Он вспомнил, как Кореника говорила ему: «По золоту узнаешь меня!» И ее обещание: «Мы встретимся, снова будем жить и любить, пусть даже через двести лет!»

Его руки сомкнулись вокруг талии этой прекрасной девушки с золотыми волосами. Ее тело больше не было металлическим – она была мягкой и нежной. Да, это Кореника! Она вернулась, вопреки всем ожиданиям!

Нежно она гладила его лицо. Счастливая, она наслаждалась его пробуждающейся силой. Затем она подняла голову и спокойно посмотрела на все еще стоящего на коленях Скегги.

«Теперь принеси нам еду. Мой супруг будет жить!»

Перед сном Бьярки и Фланн приготовили на костре и съели форель. Угли все еще тлели под золой.

Когда Скегги вышел из шатра, все еще не придя в себя от случившегося, Фланн угрюмо раздувал пламя. Никогда прежде раб так остро не ощущал своего подневольного состояния, как сейчас.

Бьярки почистил куропаток и порезал их на куски. Маленький медный котелок, их единственная кухонная утварь, был готов начать варить похлебку. Овощей не было, но Бьярки вспомнил, что видел на лугу люпин. Может быть, его маленькие плоские бобы уже достаточно вызрели на еду. Еще он нашел много одуванчика, хотя лето здесь только начиналось, и набил карманы бледно-зелеными гагачьими яйцами.

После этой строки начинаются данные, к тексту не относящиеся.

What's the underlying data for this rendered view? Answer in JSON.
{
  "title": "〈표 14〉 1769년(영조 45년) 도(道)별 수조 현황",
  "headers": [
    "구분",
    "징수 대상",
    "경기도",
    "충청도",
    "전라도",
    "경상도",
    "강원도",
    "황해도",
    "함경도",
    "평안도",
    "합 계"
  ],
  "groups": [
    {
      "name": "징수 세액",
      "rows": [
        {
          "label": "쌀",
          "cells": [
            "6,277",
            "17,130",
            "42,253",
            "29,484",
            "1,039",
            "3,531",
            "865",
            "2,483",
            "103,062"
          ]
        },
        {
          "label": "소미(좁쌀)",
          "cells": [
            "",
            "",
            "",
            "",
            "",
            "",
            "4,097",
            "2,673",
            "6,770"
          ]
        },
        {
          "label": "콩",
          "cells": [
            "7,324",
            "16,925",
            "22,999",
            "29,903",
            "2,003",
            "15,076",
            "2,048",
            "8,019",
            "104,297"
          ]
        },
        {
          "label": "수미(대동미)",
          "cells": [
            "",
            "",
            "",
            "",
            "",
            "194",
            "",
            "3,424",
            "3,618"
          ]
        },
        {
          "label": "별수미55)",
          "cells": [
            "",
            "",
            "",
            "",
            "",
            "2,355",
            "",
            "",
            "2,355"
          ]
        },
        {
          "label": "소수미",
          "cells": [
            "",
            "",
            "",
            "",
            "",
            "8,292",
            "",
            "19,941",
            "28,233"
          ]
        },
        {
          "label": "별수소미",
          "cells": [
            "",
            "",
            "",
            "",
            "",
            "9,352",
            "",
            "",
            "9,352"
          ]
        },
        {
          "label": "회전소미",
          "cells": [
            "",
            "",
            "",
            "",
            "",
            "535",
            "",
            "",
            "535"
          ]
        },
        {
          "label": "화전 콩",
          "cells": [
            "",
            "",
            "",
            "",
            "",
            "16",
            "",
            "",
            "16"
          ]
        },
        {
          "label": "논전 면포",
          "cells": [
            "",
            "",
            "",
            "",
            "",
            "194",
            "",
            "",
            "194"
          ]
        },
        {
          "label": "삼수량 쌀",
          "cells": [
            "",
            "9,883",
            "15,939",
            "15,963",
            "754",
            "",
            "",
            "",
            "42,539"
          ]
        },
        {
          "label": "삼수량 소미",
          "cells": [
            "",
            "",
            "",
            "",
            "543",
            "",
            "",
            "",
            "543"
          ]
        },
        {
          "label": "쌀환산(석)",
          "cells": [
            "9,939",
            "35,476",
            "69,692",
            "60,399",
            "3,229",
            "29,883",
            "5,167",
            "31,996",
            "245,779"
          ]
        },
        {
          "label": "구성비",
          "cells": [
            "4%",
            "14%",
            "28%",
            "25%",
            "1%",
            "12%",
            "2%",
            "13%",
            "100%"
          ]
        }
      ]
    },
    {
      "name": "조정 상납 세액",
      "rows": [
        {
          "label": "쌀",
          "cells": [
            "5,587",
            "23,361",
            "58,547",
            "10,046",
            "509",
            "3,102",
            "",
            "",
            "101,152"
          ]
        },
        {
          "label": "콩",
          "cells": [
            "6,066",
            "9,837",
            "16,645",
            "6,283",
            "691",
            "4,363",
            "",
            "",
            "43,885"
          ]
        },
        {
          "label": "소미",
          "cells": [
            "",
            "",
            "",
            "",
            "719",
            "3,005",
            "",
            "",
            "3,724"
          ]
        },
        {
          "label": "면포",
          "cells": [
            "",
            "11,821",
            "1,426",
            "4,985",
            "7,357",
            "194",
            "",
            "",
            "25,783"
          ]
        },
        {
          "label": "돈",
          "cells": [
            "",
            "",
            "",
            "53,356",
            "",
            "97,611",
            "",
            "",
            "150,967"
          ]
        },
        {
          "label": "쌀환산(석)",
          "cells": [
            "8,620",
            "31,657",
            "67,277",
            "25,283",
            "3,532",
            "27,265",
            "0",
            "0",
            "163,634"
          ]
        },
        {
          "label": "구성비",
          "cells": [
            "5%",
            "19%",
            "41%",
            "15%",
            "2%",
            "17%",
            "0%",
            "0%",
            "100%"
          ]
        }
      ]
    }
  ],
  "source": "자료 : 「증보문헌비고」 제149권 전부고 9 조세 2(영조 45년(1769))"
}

Яйца отправились запекаться в горячий пепел, а зелень одуванчика – тушиться вместе с птицей. Стряпня выглядела неаппетитно, но пахла приятно. С вершины утеса на них глядела лиса и назойливо жалобно тявкала.

Когда все было готово, Фланн расставил деревянные чашки и наполнил их горячим варевом. Выдал каждому по половинке ржаного сухаря. В этом вынужденном путешествии сухари им уже однажды пригодились. Теперь они как будто стали вкуснее, хотя Гвальхмай так и не смог проглотить доставшийся ему твердый, как камень, кусок.